Other than these things, there are a plethora of missed opportunities elsewhere. There are 4 elements in the 4 playable Planeteers hands (sorry Maku, but Heart sucks), and the game forgets to use those elements in any meaningful way. With Earth, Fire, Wind and Water at their disposal, there was scope for something fairly inventive – but Novalogic decided to use them all as basic projectile attacks; the color palette is the only differentiating aspect. Potential for something greater was present, but remained unused, similar to how potential was present in the way different levels could have been played out. That said though, keeping the length of the game in mind you shouldn’t get bored of the attacks before the game is over.
The rest of the game is more unsatisfying platforming, very crappy music with (criminally) no theme song, some boss fights requiring your child-like imagination to gain any fun out of them, and then, last but not least, the final level – where you play as Captain Planet himself. After all, playing as Cap is what all of us wanted when we got this, right?
Unfortunately, controlling Captain Planet is like trying to drive a double decker bus. Also, similar to a double decker bus, Captain Planet is massive and doesn’t scale well with other things, making him an easy target for all the projectiles being thrown your way. This is frustrating.

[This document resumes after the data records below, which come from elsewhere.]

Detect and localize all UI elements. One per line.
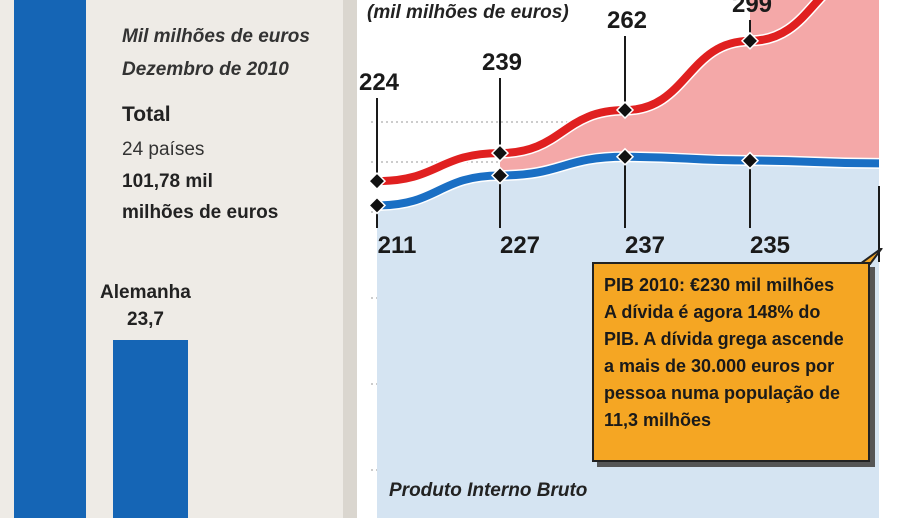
- country-bar: [113, 340, 188, 518]
- date-subtitle: Dezembro de 2010: [122, 59, 289, 80]
- gdp-point-1: [490, 166, 510, 185]
- tall-bar: [14, 0, 86, 518]
- debt-point-0: [367, 172, 387, 191]
- total-value-line2: milhões de euros: [122, 202, 279, 223]
- gdp-point-2: [615, 147, 635, 166]
- debt-gap-area: [500, 0, 879, 176]
- country-value-label: 23,7: [127, 309, 164, 330]
- gdp-point-3: [740, 151, 760, 170]
- gdp-point-0: [367, 196, 387, 215]
- debt-label-3: 299: [732, 0, 772, 18]
- callout-line-6: 11,3 milhões: [604, 410, 712, 430]
- chart-unit-label: (mil milhões de euros): [367, 2, 569, 23]
- gdp-callout-box: PIB 2010: €230 mil milhões A dívida é ag…: [592, 262, 870, 462]
- debt-point-1: [490, 144, 510, 163]
- country-name-label: Alemanha: [100, 282, 191, 303]
- gdp-label-1: 227: [500, 232, 540, 259]
- debt-label-0: 224: [359, 69, 400, 96]
- debt-label-1: 239: [482, 49, 522, 76]
- gdp-series-label: Produto Interno Bruto: [389, 480, 588, 501]
- gdp-label-2: 237: [625, 232, 665, 259]
- panel-divider: [343, 0, 357, 518]
- total-value-line1: 101,78 mil: [122, 171, 213, 192]
- callout-line-5: pessoa numa população de: [604, 383, 841, 403]
- countries-count: 24 países: [122, 139, 205, 160]
- country-bar-panel: Mil milhões de euros Dezembro de 2010 To…: [0, 0, 343, 518]
- unit-subtitle: Mil milhões de euros: [122, 26, 310, 47]
- callout-line-1: PIB 2010: €230 mil milhões: [604, 275, 835, 295]
- gdp-label-3: 235: [750, 232, 790, 259]
- callout-line-4: a mais de 30.000 euros por: [604, 356, 835, 376]
- debt-point-2: [615, 100, 635, 120]
- total-label: Total: [122, 103, 171, 126]
- callout-line-2: A dívida é agora 148% do: [604, 302, 821, 322]
- debt-label-2: 262: [607, 7, 647, 34]
- gdp-label-0: 211: [378, 232, 417, 259]
- callout-line-3: PIB. A dívida grega ascende: [604, 329, 844, 349]
- debt-point-3: [740, 31, 760, 50]
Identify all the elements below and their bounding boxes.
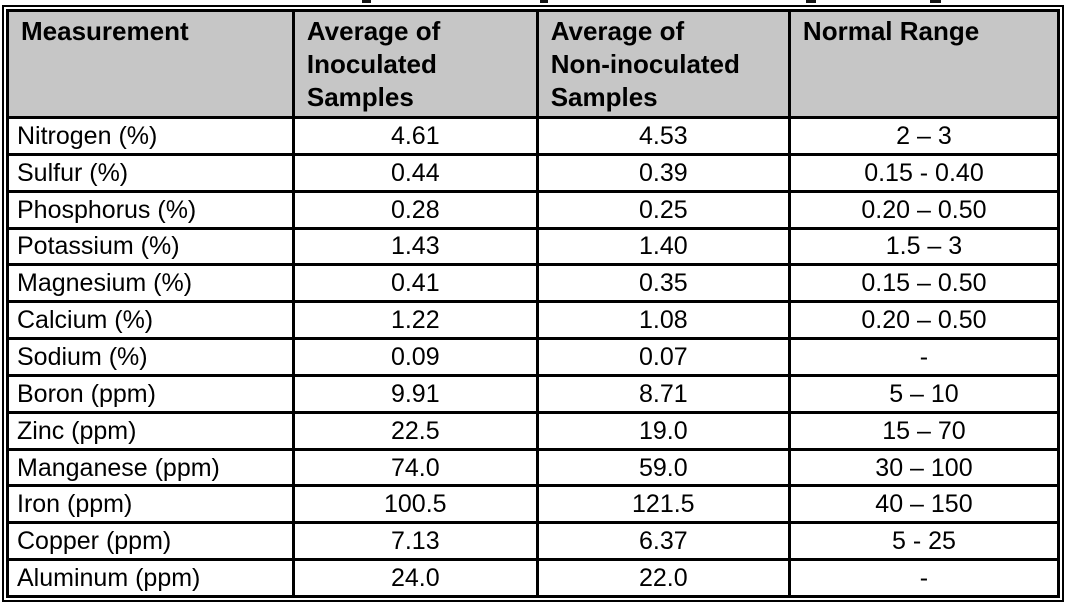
header-normal-range: Normal Range: [787, 9, 1061, 119]
table-row: Zinc (ppm) 22.5 19.0 15 – 70: [6, 410, 1061, 451]
inoculated-cell: 0.28: [291, 189, 539, 230]
measurement-cell: Aluminum (ppm): [6, 558, 295, 598]
measurement-cell: Sodium (%): [6, 337, 295, 377]
measurement-cell: Calcium (%): [6, 300, 295, 341]
non-inoculated-cell: 0.25: [535, 189, 791, 230]
table-row: Aluminum (ppm) 24.0 22.0-: [6, 558, 1061, 598]
inoculated-cell: 4.61: [291, 116, 539, 156]
table-row: Calcium (%) 1.22 1.08 0.20 – 0.50: [6, 300, 1061, 341]
clipped-title-remnants: [0, 0, 1072, 5]
leaf-analysis-table-frame: Measurement Average of Inoculated Sample…: [2, 5, 1064, 602]
non-inoculated-cell: 19.0: [535, 410, 791, 451]
measurement-cell: Copper (ppm): [6, 521, 295, 562]
table-header-row: Measurement Average of Inoculated Sample…: [6, 9, 1061, 119]
normal-range-cell: 0.15 - 0.40: [787, 152, 1061, 193]
non-inoculated-cell: 1.08: [535, 300, 791, 341]
non-inoculated-cell: 1.40: [535, 226, 791, 267]
inoculated-cell: 1.43: [291, 226, 539, 267]
header-measurement: Measurement: [6, 9, 295, 119]
header-avg-non-inoculated: Average of Non-inoculated Samples: [535, 9, 791, 119]
table-row: Sulfur (%) 0.44 0.39 0.15 - 0.40: [6, 152, 1061, 193]
normal-range-cell: -: [787, 558, 1061, 598]
non-inoculated-cell: 22.0: [535, 558, 791, 598]
non-inoculated-cell: 0.39: [535, 152, 791, 193]
normal-range-cell: -: [787, 337, 1061, 377]
non-inoculated-cell: 8.71: [535, 373, 791, 414]
non-inoculated-cell: 4.53: [535, 116, 791, 156]
non-inoculated-cell: 59.0: [535, 447, 791, 488]
measurement-cell: Nitrogen (%): [6, 116, 295, 156]
inoculated-cell: 0.41: [291, 263, 539, 304]
measurement-cell: Sulfur (%): [6, 152, 295, 193]
inoculated-cell: 74.0: [291, 447, 539, 488]
normal-range-cell: 5 - 25: [787, 521, 1061, 562]
non-inoculated-cell: 0.35: [535, 263, 791, 304]
inoculated-cell: 7.13: [291, 521, 539, 562]
measurement-cell: Magnesium (%): [6, 263, 295, 304]
header-avg-inoculated: Average of Inoculated Samples: [291, 9, 539, 119]
inoculated-cell: 0.44: [291, 152, 539, 193]
inoculated-cell: 0.09: [291, 337, 539, 377]
table-row: Manganese (ppm) 74.0 59.0 30 – 100: [6, 447, 1061, 488]
measurement-cell: Iron (ppm): [6, 484, 295, 525]
normal-range-cell: 0.15 – 0.50: [787, 263, 1061, 304]
table-row: Magnesium (%) 0.41 0.35 0.15 – 0.50: [6, 263, 1061, 304]
table-row: Copper (ppm) 7.13 6.37 5 - 25: [6, 521, 1061, 562]
normal-range-cell: 1.5 – 3: [787, 226, 1061, 267]
measurement-cell: Phosphorus (%): [6, 189, 295, 230]
normal-range-cell: 15 – 70: [787, 410, 1061, 451]
non-inoculated-cell: 0.07: [535, 337, 791, 377]
non-inoculated-cell: 121.5: [535, 484, 791, 525]
clipped-glyph-fragment: [930, 0, 941, 3]
normal-range-cell: 0.20 – 0.50: [787, 300, 1061, 341]
clipped-glyph-fragment: [540, 0, 548, 3]
non-inoculated-cell: 6.37: [535, 521, 791, 562]
clipped-glyph-fragment: [362, 0, 371, 3]
table-row: Nitrogen (%) 4.61 4.53 2 – 3: [6, 116, 1061, 156]
table-row: Boron (ppm) 9.91 8.71 5 – 10: [6, 373, 1061, 414]
table-row: Phosphorus (%) 0.28 0.25 0.20 – 0.50: [6, 189, 1061, 230]
normal-range-cell: 5 – 10: [787, 373, 1061, 414]
measurement-cell: Boron (ppm): [6, 373, 295, 414]
normal-range-cell: 0.20 – 0.50: [787, 189, 1061, 230]
table-row: Iron (ppm) 100.5 121.5 40 – 150: [6, 484, 1061, 525]
normal-range-cell: 2 – 3: [787, 116, 1061, 156]
inoculated-cell: 1.22: [291, 300, 539, 341]
measurement-cell: Potassium (%): [6, 226, 295, 267]
measurement-cell: Manganese (ppm): [6, 447, 295, 488]
normal-range-cell: 40 – 150: [787, 484, 1061, 525]
table-row: Sodium (%) 0.09 0.07-: [6, 337, 1061, 377]
normal-range-cell: 30 – 100: [787, 447, 1061, 488]
measurement-cell: Zinc (ppm): [6, 410, 295, 451]
inoculated-cell: 9.91: [291, 373, 539, 414]
table-row: Potassium (%) 1.43 1.40 1.5 – 3: [6, 226, 1061, 267]
table-body: Nitrogen (%) 4.61 4.53 2 – 3 Sulfur (%) 0.44 0…: [6, 116, 1061, 598]
inoculated-cell: 24.0: [291, 558, 539, 598]
clipped-glyph-fragment: [806, 0, 816, 3]
leaf-analysis-table: Measurement Average of Inoculated Sample…: [6, 9, 1061, 598]
inoculated-cell: 22.5: [291, 410, 539, 451]
inoculated-cell: 100.5: [291, 484, 539, 525]
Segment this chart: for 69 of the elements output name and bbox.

Also, controlling him is not easy: trying to shoot in alternative directions takes more practice than it should. Eventually, you will enjoy controlling Captain Planet as it’s something new, and having a complete new gameplay experience as the last level is a nice touch – but it still feels like a wasted opportunity.
Playing as Captain Planet in the last level proves again how developer Novalogic liked to incorporate many different elements into their games. This isn’t a bad quality in a developer at all, but since Novalogic tried throwing different elements into Captain Planet, they forgot to fine-tune any of them, leaving the result feeling subpar when compared to rivals. This, whilst making the game monotonous, does make it feel a lot like the low budget TV show – which, I guess, means that it’s at least faithful to the cartoon series.
Sometimes, things can be so bad that they can be good. We see it in B-horror movies, in hilariously bad music – and now there are some videogames that are trying to pull it off. I’m not certain if Captain Planet and the Planateers quite managed to pull it off; the game is quite bad in some places and while it contains hints of great ideas, it leaves the game in such an ‘okay’ state that there is no excitement when thinking about giving it a play.
The biggest compliment I can give to Captain Planet and the Planeteers is that it manages to convey the same charm of the show. The problem is that it contains so many flaws that looking at it on your shelf, you’ll never really want to play.
The end result is that Captain Planet and the Planeteers is a hard game to recommend. It has some nostalgic value, but if you don’t have any fond memories relating to the license, you may just dislike the game. If Captain Planet was ever a part of your life, then maybe give this one a go – you might find it interesting. Otherwise, give it a miss.